I first cooked this 30 years ago and Kev (husband) loved it! Has become a definite family favourite.
When I am thinking about what to cook for dinner esp with friends / family – this is what Kev will often request.
So yummy to serve on a platter with sesame seeds, almonds, raisins and coriander on top.
Lamb Tagine with Prunes and Honey
Course Main Course
Servings 4
Ingredients
- 6 forequarter lamb chops (remove meat from bones and cut into medium size cubes)
- ½ cup coriander
- 1 cup prunes
- 1 small pkt blanched almonds
- ¼ cup slivered almonds
Pantry Staples
- 2 tblspns olive oil
- 1 medium onion (chopped)
- 3 cloves garlic (crushed)
- salt and pepper
- 1 tspn ground ginger
- 1 tspn cinnamon
- 2 cups water
- 1 tblspn honey
- 2 tblspn sesame seeds
- 2 - 3 tblspns plain flour
Instructions
Method:
- Heat oil in chasseur pot or saucepan. Add lamb, onion, garlic, salt, pepper, spices, herbs and water. Cover and bring to the boil.
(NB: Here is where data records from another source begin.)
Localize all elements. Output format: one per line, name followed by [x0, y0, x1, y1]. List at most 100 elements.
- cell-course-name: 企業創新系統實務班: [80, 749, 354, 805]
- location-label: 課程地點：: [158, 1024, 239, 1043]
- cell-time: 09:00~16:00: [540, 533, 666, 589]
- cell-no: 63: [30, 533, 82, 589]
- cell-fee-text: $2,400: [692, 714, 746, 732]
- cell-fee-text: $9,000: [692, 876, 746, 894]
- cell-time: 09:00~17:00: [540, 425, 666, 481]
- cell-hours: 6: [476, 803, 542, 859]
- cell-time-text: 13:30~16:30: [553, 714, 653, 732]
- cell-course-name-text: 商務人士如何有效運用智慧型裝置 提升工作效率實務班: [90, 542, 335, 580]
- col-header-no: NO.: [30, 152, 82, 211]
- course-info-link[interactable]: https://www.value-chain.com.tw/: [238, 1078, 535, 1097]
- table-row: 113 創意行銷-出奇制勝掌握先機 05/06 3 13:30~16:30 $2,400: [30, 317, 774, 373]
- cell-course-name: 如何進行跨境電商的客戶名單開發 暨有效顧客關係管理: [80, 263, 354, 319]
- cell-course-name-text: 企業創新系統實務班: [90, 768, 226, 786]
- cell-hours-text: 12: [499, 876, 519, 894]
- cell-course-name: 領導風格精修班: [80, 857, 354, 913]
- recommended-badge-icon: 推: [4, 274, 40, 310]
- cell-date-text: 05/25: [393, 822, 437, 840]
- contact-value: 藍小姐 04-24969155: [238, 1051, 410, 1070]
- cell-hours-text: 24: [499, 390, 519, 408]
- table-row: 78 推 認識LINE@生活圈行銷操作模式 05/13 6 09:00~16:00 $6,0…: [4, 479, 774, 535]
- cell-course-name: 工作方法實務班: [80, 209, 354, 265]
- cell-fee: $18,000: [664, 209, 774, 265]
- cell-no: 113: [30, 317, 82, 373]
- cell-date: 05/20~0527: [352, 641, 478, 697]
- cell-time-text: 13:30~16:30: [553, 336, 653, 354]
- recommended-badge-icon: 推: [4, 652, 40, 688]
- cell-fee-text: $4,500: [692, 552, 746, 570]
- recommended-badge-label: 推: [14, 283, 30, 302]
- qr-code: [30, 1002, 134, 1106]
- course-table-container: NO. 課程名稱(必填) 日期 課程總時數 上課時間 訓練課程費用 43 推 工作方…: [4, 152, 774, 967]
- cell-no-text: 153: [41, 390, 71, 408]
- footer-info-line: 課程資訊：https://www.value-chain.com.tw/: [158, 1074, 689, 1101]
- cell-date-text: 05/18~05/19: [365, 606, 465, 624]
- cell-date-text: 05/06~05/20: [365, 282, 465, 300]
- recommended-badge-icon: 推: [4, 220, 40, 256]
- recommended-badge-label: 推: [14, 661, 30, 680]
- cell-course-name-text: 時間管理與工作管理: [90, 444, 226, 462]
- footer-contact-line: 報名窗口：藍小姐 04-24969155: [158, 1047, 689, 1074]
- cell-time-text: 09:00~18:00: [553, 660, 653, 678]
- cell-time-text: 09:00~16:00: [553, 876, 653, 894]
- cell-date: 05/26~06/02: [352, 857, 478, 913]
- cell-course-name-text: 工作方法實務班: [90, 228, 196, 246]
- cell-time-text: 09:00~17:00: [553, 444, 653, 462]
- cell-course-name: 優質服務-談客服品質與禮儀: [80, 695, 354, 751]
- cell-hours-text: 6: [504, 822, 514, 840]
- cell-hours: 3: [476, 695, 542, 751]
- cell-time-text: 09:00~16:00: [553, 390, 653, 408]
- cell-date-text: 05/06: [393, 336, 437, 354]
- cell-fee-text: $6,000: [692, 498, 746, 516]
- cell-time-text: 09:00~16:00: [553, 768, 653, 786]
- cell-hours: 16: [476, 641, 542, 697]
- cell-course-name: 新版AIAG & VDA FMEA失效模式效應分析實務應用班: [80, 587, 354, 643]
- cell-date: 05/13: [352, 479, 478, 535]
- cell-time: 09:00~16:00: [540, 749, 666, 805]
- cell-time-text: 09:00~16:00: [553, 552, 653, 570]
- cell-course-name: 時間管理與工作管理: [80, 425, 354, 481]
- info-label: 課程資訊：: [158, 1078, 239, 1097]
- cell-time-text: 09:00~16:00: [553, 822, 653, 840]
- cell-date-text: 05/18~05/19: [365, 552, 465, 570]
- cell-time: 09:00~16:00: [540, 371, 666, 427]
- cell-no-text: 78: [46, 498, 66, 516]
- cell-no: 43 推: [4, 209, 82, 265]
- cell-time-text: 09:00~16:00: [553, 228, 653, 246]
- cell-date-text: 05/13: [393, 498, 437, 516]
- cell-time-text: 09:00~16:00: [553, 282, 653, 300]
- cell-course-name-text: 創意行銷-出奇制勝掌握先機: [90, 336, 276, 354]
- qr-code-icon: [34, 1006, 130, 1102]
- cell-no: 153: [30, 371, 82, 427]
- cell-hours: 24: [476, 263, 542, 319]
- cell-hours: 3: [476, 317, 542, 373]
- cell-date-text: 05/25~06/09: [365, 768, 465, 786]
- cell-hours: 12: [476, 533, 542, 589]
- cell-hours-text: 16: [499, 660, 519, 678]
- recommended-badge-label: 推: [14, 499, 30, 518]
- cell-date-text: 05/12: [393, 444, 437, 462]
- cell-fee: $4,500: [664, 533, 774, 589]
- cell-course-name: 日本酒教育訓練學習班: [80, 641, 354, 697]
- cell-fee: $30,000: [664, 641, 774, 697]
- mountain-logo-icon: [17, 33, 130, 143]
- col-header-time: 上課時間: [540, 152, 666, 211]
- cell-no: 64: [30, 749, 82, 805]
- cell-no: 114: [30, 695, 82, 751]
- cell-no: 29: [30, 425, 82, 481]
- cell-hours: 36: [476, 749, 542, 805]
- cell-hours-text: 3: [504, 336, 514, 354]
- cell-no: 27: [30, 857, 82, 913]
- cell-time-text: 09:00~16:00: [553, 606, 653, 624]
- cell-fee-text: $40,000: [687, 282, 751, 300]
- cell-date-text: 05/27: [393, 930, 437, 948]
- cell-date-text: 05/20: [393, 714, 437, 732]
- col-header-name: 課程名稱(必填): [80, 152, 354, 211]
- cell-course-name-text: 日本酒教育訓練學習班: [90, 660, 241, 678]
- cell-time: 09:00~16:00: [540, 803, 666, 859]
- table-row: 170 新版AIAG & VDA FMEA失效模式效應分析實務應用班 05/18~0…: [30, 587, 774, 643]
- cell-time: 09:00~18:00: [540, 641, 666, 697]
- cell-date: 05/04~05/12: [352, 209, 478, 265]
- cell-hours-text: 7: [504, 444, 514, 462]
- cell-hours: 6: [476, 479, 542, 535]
- Lower the heat and simmer until well cooked - about 60mins (adding more water if necessary).
- Add prunes and honey.
- Mix plain flour with enough water to make a smooth paste and add to meat. Stir well to combine.
- Cook on a low heat til meat mixture thickens - about 10 to 15 mins.
- Place baking paper on a tray and toast sesame seeds, blanched and slivered almonds in moderate oven til golden.
- Serve lamb tagine topped with almonds and sesame seeds plus extra coriander leaves.